As a variable-width encoding, UTF-8 is also backwards compatible with ASCII. This means that UTF-8 strings that use only the standard Latin alphabet with 1 byte per character – in the same way as PDFDocEncoding – will only have the 3 byte BOM as the distinguishing characteristic. This tends to make evaluation of PDF technologies difficult as more complex UTF-8 sequences are necessary.

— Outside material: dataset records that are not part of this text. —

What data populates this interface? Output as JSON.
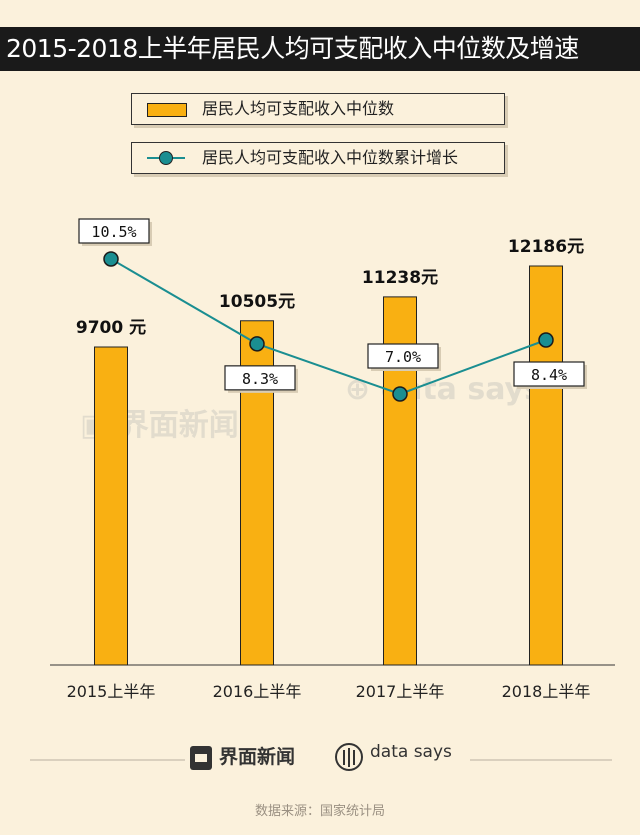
{
  "title": "2015-2018上半年居民人均可支配收入中位数及增速",
  "legend": {
    "bar": "居民人均可支配收入中位数",
    "line": "居民人均可支配收入中位数累计增长"
  },
  "watermark": {
    "brand": "界面新闻",
    "datasays": "data says"
  },
  "footer": {
    "brand": "界面新闻",
    "datasays": "data says",
    "source": "数据来源：国家统计局"
  },
  "colors": {
    "bar": "#f9b012",
    "line": "#1a8e91",
    "title_bg": "#1a1a1a",
    "background": "#fbf1dc"
  },
  "chart_data": {
    "type": "bar",
    "categories": [
      "2015上半年",
      "2016上半年",
      "2017上半年",
      "2018上半年"
    ],
    "bar_series": {
      "name": "居民人均可支配收入中位数",
      "values": [
        9700,
        10505,
        11238,
        12186
      ],
      "labels": [
        "9700 元",
        "10505元",
        "11238元",
        "12186元"
      ]
    },
    "line_series": {
      "name": "居民人均可支配收入中位数累计增长",
      "values": [
        10.5,
        8.3,
        7.0,
        8.4
      ],
      "labels": [
        "10.5%",
        "8.3%",
        "7.0%",
        "8.4%"
      ]
    },
    "bar_ylim": [
      0,
      13000
    ],
    "line_ylim": [
      0,
      14
    ],
    "grid": false,
    "legend_placement": "top"
  }
}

To help both end-users and developers assess PDF technologies, I have created a PDF 2.0 test file that uses UTF-8 and UTF16-BE text strings across many PDF features including bookmarks (outlines), optional content layer names, page labels, and document information. The test file “pdf20-utf8-test.pdf” is in the PDF Association’s GitHub repository for PDF 2.0 examples (https://github.com/pdf-association/pdf20examples) and is best used in an interactive viewer. Note that it is not a comprehensive test of every possible PDF text string, nor is it a complete test of UTF-8 support.

User interfaces and console applications that do not correctly support PDF 2.0 UTF-8 text strings will most likely interpret the 3-byte UTF-8 BOM as bytes in PDFDocEncoding, thus displaying or outputting at least 3 leading “junk” characters. The decimal byte values 239, 187 and 191 in PDFDocEncoding represent i dieresis (ï), right-pointing double angle quotation mark (»), and inverted question mark (¿) respectively.

 width=

Output from various interactive PDF viewers shows differing levels of PDF 2.0 UTF-8
support for outlines, layers and document information.

Selected UTF-8 text strings in the PDF 2.0 test file are from the Big List of Naughty Strings (BLNS, https://github.com/minimaxir/big-list-of-naughty-strings) so some of the UTF-8 strings in this PDF 2.0 test file use PDF hexadecimal strings which make it awkward to see what should be displayed in a user interface. A Linux console correctly configured to support UTF-8 using the locales package can be used to convert UTF-8 PDF hex strings copied from the PDF into visible glyphs:

$ export LC_ALL=en_US.UTF-8
$ export LANG=en_US.UTF-8
$ export LANGUAGE=en_US.UTF-8
# confirm UTF-8 support is now configured using “locale” command
$ locale
LANG=en_US.UTF-8
LANGUAGE=en_US.UTF-8
LC_CTYPE="en_US.UTF-8"
LC_NUMERIC="en_US.UTF-8"
LC_TIME="en_US.UTF-8"

# Including 3-byte UTF-8 BOM as copied directly out of the PDF (EF BB BF)
$ echo EF BB BF DA AF DA 86 D9 BE DA 98 | xxd -r -p
گچپژ 
# Without 3-byte UTF-8 BOM (which is not required by Linux)
$ echo DA AF DA 86 D9 BE DA 98 | xxd -r -p
گچپژ
$ echo E8 A1 A8 E3 83 9D 41 E9 B7 97 C5 92 C3 A9 EF BC A2 E9 80 8D C3 9C C3 9F C2 AA C4 85 C3 B1 E4 B8 82 E3 90 80 F0 A0 80 80 | xxd -r -p
表ポA鷗ŒéB逍Üߪąñ丂㐀 
$ echo F0 9F 8C 88 EF B8 8F 0A | xxd -r -p

Conclusion

Unlike when PDF 1.7 was released, today, UTF-8 dominates the web and has become the de facto character encoding for operating systems and programming languages. PDF 2.0 first added support for UTF-8 back in 2017. As the adoption of PDF 2.0 increases, it is important for all users to know that their PDF technology platforms and investments correctly support the presentation of navigation and interactive elements that can be encoded as UTF-8.